11/16/2012 10:15:00 AM
Doug Ohlemeier

VERO BEACH, Fla. — Grower-shippers say this year’s tangerine crop is among the highest ever in terms of quality.

Some, however, remain concerned about a possible supply gap during the transition from the sunbursts to the later season honey tangerines.

Quentin Roe, president of Noble World Wide, the sales division of Wm. G. Roe & Sons Inc., Winter Haven, said an earlier season start could see sunbursts finishing by mid-December.

He said he hopes the honey tangerines come on earlier than normal as well and prevents any supply gaps.

Noble finished its harvesting of early season fallglo tangerines on Oct. 19 and began packing sunburst tangerines on Oct. 22.

Roe said hot temperatures and heavy rains brought an unfavorable start in September and October, but said the weather changed in late October and was bringing improved quality fruit.

He characterized sunburst quality as strong.

“They’re eating better than they normally do at start up,” Roe said in late October. “The quality is beautiful, and they are absolutely gorgeous.”

Honey tangerines normally begin harvesting in early January and run through late March and early April.

 

Smaller sizes

Seald Sweet International began harvesting sunbursts in late October.

Dave Brocksmith, Florida program manager, said the season is bringing smaller sizes.

“There will be 120s, 150s and 100s in the beginning,” he said in late October. “We have tried to get into the marketplace early with bagged promotions, which work well for the smaller fruit.”

Brocksmith said coloring should help the marketability of Florida’s tangerines.
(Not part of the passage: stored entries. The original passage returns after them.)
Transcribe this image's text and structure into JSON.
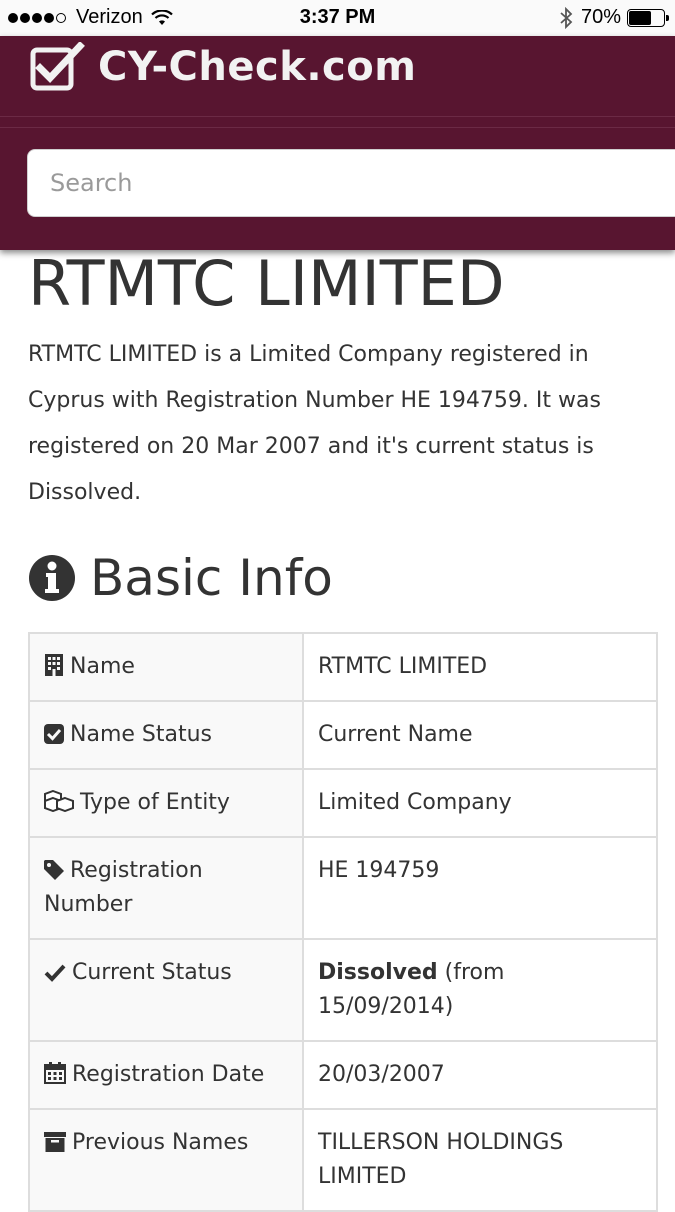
{
  "status_bar": {
    "carrier": "Verizon",
    "time": "3:37 PM",
    "battery": "70%",
    "battery_level": 0.7
  },
  "header": {
    "logo_text": "CY-Check.com",
    "search_placeholder": "Search"
  },
  "company": {
    "title": "RTMTC LIMITED",
    "description": "RTMTC LIMITED is a Limited Company registered in Cyprus with Registration Number HE 194759. It was registered on 20 Mar 2007 and it's current status is Dissolved."
  },
  "basic_info": {
    "heading": "Basic Info",
    "rows": [
      {
        "icon": "building-icon",
        "label": "Name",
        "value": "RTMTC LIMITED"
      },
      {
        "icon": "check-square-icon",
        "label": "Name Status",
        "value": "Current Name"
      },
      {
        "icon": "cubes-icon",
        "label": "Type of Entity",
        "value": "Limited Company"
      },
      {
        "icon": "tag-icon",
        "label": "Registration Number",
        "value": "HE 194759"
      },
      {
        "icon": "check-icon",
        "label": "Current Status",
        "value_bold": "Dissolved",
        "value": " (from 15/09/2014)"
      },
      {
        "icon": "calendar-icon",
        "label": "Registration Date",
        "value": "20/03/2007"
      },
      {
        "icon": "archive-icon",
        "label": "Previous Names",
        "value": "TILLERSON HOLDINGS LIMITED"
      }
    ]
  }
}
He said cooler weather should help speed coloring.

Brocksmith said early season fallglo tangerines possessed high quality and held up very well.
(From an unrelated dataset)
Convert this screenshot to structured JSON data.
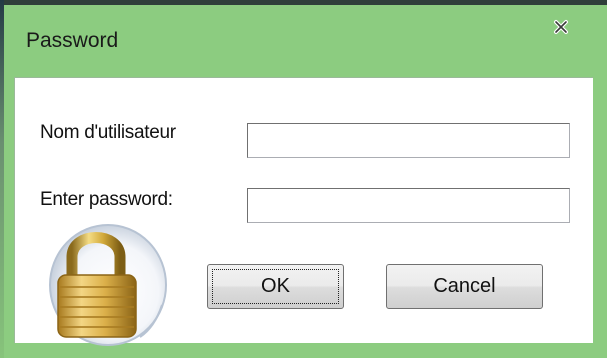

“The quality of the sunbursts is very good,” he said in late October. “It’s just going to depend on how the fruit colors up on the trees.”

Kevin Swords, Florida citrus sales manager for DNE World Fruit Sales, Fort Pierce, characterized this year’s Florida early tangerine crop as one of the best he’s ever seen.

In late October, he said DNE’s growers were transitioning to the sunbursts, the variety which immediately follows the fallglos.

“Quality looks real good on the sunbursts,” Swords said. “They have a nice, bright orange. We expect the quality to be high, from what we see in the field.”

IMG Citrus Inc. began harvesting sunbursts in late October.